Le Magasin Pittoresque./1842 - page 12.

Le Roi Salomon et son fou Marcolphe.

 

On a publié au quinzième siècle un recueil de dialogues attribués au roi Salomon et à Marcolphe. L'auteur suppose que ce roi renommé par sa sagesse, étant un jour assis sur son trône, aperçoit à ses pieds Marcolphe. Celui-ci, ajoute-t-il, était d'une taille petite et difforme, et d'une tournure commune. Il avait le visage épais et ridé, de grands yeux, de longues oreilles et des lèvres pendantes, une barbe de bouc, de grosses mains, des doigts crochus, le nez pointu, des jambes d'éléphant, la chevelure en désordre ; son costume, aussi étrange que sa personne, se composait principalement d'une tunique courte, sale et tachée. A sa vue, le roi demande : - Qui es-tu ?- Nomme-moi d'abord ta famille, répond Marcolphe, je te nommerai ensuite la mienne. - Moi, je suis issu de l'une des douze familles de Juda : de Juda naquit Pharès, etc. ; mon père était David, et je suis le roi Salomon. - Et moi, je suis issu de l'une des douze familles d Rustre ; de Rustre naquit Rustaud ; de Rustaud, Rustique, etc. ; mon père était le noble Marquet, et moi je suis le fou Marcolphe. - Tu me parais un rusé compère.

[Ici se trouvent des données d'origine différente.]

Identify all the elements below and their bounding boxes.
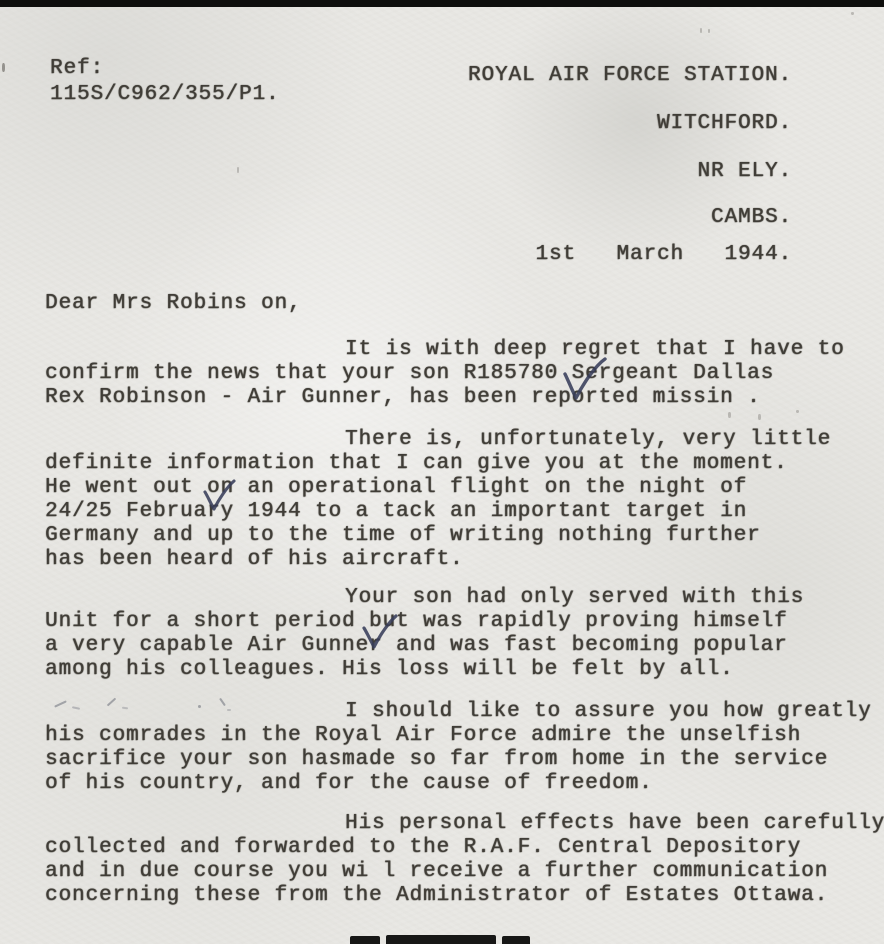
paragraph-line: collected and forwarded to the R.A.F. Ce… bbox=[45, 836, 884, 860]
scan-speck bbox=[700, 28, 702, 33]
cutoff-text-fragment bbox=[386, 935, 496, 944]
scan-speck bbox=[796, 410, 799, 413]
scanned-letter-page: Ref: 115S/C962/355/P1. ROYAL AIR FORCE S… bbox=[0, 0, 884, 944]
paragraph-line: His personal effects have been carefully bbox=[345, 812, 884, 836]
ref-label: Ref: bbox=[50, 56, 280, 82]
paragraph-line: his comrades in the Royal Air Force admi… bbox=[45, 724, 872, 748]
paragraph-line: Germany and up to the time of writing no… bbox=[45, 524, 831, 548]
scan-speck bbox=[851, 12, 854, 15]
scan-speck bbox=[728, 412, 731, 418]
paragraph-1: It is with deep regret that I have to co… bbox=[45, 338, 845, 410]
paragraph-line: a very capable Air Gunner and was fast b… bbox=[45, 634, 804, 658]
reference-block: Ref: 115S/C962/355/P1. bbox=[50, 56, 280, 108]
paragraph-3: Your son had only served with this Unit … bbox=[45, 586, 804, 682]
paragraph-line: I should like to assure you how greatly bbox=[345, 700, 872, 724]
paragraph-line: concerning these from the Administrator … bbox=[45, 884, 884, 908]
paragraph-line: Unit for a short period but was rapidly … bbox=[45, 610, 804, 634]
paragraph-line: He went out on an operational flight on … bbox=[45, 476, 831, 500]
cutoff-text-fragment bbox=[502, 936, 530, 944]
paragraph-2: There is, unfortunately, very little def… bbox=[45, 428, 831, 572]
scan-edge-top bbox=[0, 0, 884, 7]
cutoff-text-fragment bbox=[350, 936, 380, 944]
paragraph-line: among his colleagues. His loss will be f… bbox=[45, 658, 804, 682]
paragraph-line: Your son had only served with this bbox=[345, 586, 804, 610]
scan-speck bbox=[708, 29, 710, 33]
paragraph-line: Rex Robinson - Air Gunner, has been repo… bbox=[45, 386, 845, 410]
paragraph-line: confirm the news that your son R185780 S… bbox=[45, 362, 845, 386]
paragraph-line: has been heard of his aircraft. bbox=[45, 548, 831, 572]
paragraph-line: and in due course you wi l receive a fur… bbox=[45, 860, 884, 884]
paragraph-line: It is with deep regret that I have to bbox=[345, 338, 845, 362]
letterhead-county: CAMBS. bbox=[711, 206, 792, 230]
letterhead-location: WITCHFORD. bbox=[657, 112, 792, 136]
letter-date: 1st March 1944. bbox=[535, 243, 792, 267]
paragraph-line: definite information that I can give you… bbox=[45, 452, 831, 476]
letterhead-near: NR ELY. bbox=[697, 160, 792, 184]
paragraph-5: His personal effects have been carefully… bbox=[45, 812, 884, 908]
salutation: Dear Mrs Robins on, bbox=[45, 292, 302, 316]
paragraph-line: sacrifice your son hasmade so far from h… bbox=[45, 748, 872, 772]
scan-speck bbox=[237, 167, 239, 173]
scan-speck bbox=[758, 414, 761, 420]
paragraph-line: There is, unfortunately, very little bbox=[345, 428, 831, 452]
paragraph-line: of his country, and for the cause of fre… bbox=[45, 772, 872, 796]
paragraph-line: 24/25 February 1944 to a tack an importa… bbox=[45, 500, 831, 524]
ref-number: 115S/C962/355/P1. bbox=[50, 82, 280, 108]
letterhead-station: ROYAL AIR FORCE STATION. bbox=[468, 64, 792, 88]
scan-speck bbox=[2, 63, 5, 72]
pencil-smudge bbox=[48, 698, 248, 720]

Or sus, causons. Si tu réponds convenablement à mes questions, je te traiterai en roi ; tu ne me quitteras plus, et tu seras honoré par tout mon royaume.
Alors la conversation s'engage entre les deux interlocuteurs sur une foule de sujets, sur l'homme, la femme, les enfants, les amis, le monde, la nature, les arbres, l'herbe, le vin, la médecine, etc. Le fou a réponse à tout. Sa parole, fine et railleuse, est toujours libre et hardie, parfois aussi impertinente et grossière. Salomon continue son espèce d'interrogatoire jusqu'à ce qu'enfin, irrité de l'insolente audace du fou, il le bannit à jamais de sa présence. Marcolphe s'écrie, en se retirant : Le mensonge qui flatte plaît aux roi : la vérité qui éclaire choque et blesse même les plus sages.